I got approval from my insurance company for my surgery, and I have a date: September 6. So I am just a smidge over two weeks away from the biggest change I’ve ever chosen for myself. But before that big change, I’ve got a different big change to make.

Tuesday, I start a two week pre-op diet. Apparently, the liver is right next to the stomach, and in people who are overweight, the liver can be a bit large. So the pre-op diet is going to help shrink the liver down so it is easier for the doctor to do the surgery. But the pre-op diet ain’t no walk in the park.

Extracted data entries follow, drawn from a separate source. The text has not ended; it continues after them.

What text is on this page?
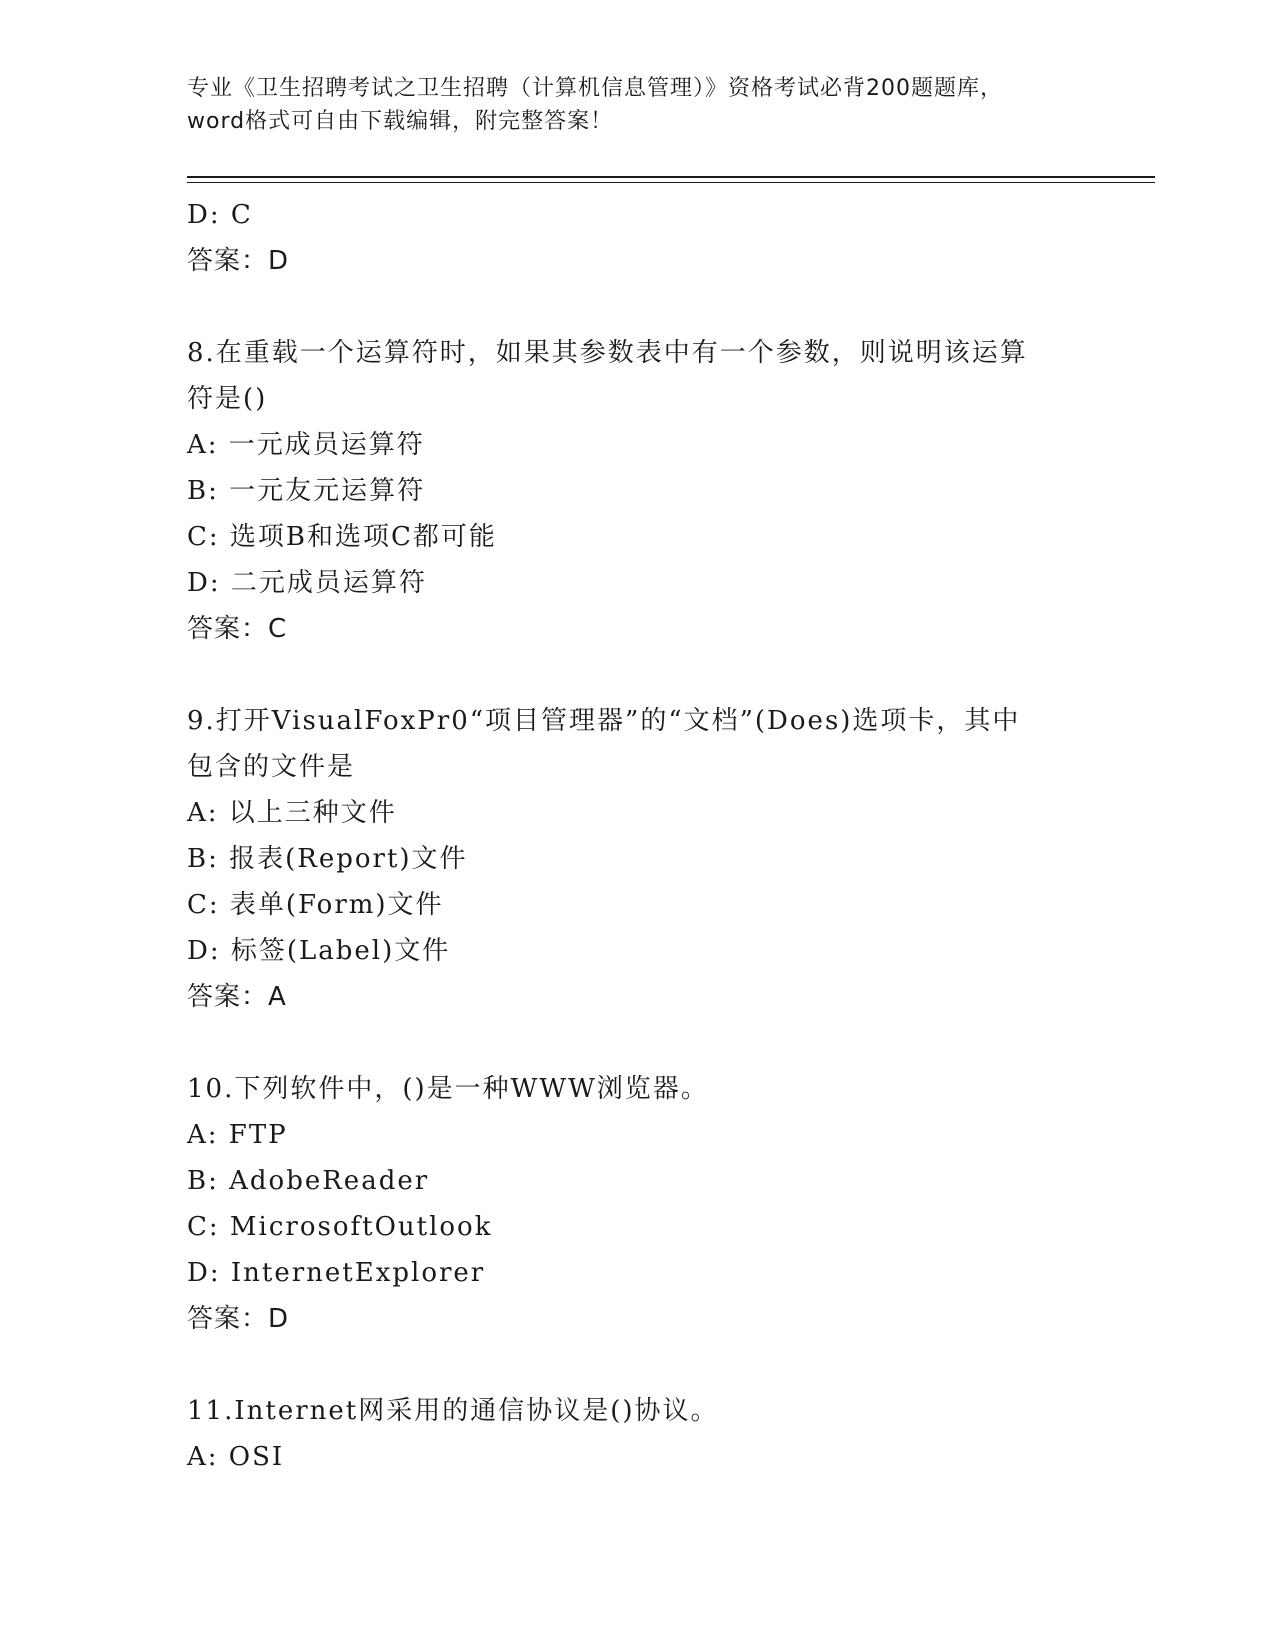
专业《卫生招聘考试之卫生招聘（计算机信息管理）》资格考试必背200题题库，

word格式可自由下载编辑，附完整答案！

D: C
答案：D
8.在重载一个运算符时，如果其参数表中有一个参数，则说明该运算
符是()
A: 一元成员运算符
B: 一元友元运算符
C: 选项B和选项C都可能
D: 二元成员运算符
答案：C
9.打开VisualFoxPr0“项目管理器”的“文档”(Does)选项卡，其中
包含的文件是
A: 以上三种文件
B: 报表(Report)文件
C: 表单(Form)文件
D: 标签(Label)文件
答案：A
10.下列软件中，()是一种WWW浏览器。
A: FTP
B: AdobeReader
C: MicrosoftOutlook
D: InternetExplorer
答案：D
11.Internet网采用的通信协议是()协议。
A: OSI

First, I start taking my vitamins every day Tuesday and for the rest of my life. There are 3 capsules I have to take each day. In addition, I have to take 200 mg of Co Q10 every day. I guess this helps with healing. I am also taking 12-15 mg of Benefiber a day, and if needed, I can also use a stool softener. I am required to get in 64 oz. of fluid a day. As for food, I have to have 2 protein shakes each day as well as 4 oz. of solid protein and 1/2 cup of non-starchy vegetables. If I am hungry between meals, I am allowed to have up to 2 cups of beef, chicken, or vegetable broth as well as sugar-free Jello and sugar-free popsicles. The broth, jello, and popsicles can count toward my 64 oz. of fluid each day. I am allowed 1 8 oz. cup of caffeinated coffee or tea each day, and I can use artificial sweetener and dairy-free creamer in it. All other foods and liquids need to be dairy, sugar, caffeine, and carbonation -free.

That’s it right there for the next 2 weeks. I am nervous about this for a couple of reasons. First, am I going to be hungry? Probably. Part of the reason I got this way is because I eat too much. Am I going to be able to resist temptation? Part of the reason I got this way is because I eat like crap and eat too many fattening foods. I am going to have to keep telling myself that I can’t cheat — if I cheat, I may not be able to have the surgery. I’m also worried about energy. I still have a couple boxing classes to do before the surgery. Plus I am doing Bike the Drive on the Sunday of Labor Day weekend. I need to be sure I have the fuel to stay active. Finally, I have some things happening over the next 2 weeks that present eating challenges. For instance, I have a bridal shower to go to. I am already planning on making sure I have a tasty drink with me that I can sip on while others eat. I don’t want to appear rude if I don’t eat at the shower, and I absolutely do not want anyone to alter their behaviors around me because I am doing this pre-op diet (or because of how my eating habits will change after surgery). I do not expect the world to adapt to me — I need to learn how to adapt to the world around me.

So, starting Tuesday, if you see me, feel free to give me an, “Atta girl,” if you’re so inclined. I am so fortunate that I have had so many wonderful cheerleaders in my life; I’m gonna need you all again! I’m ready for the next step!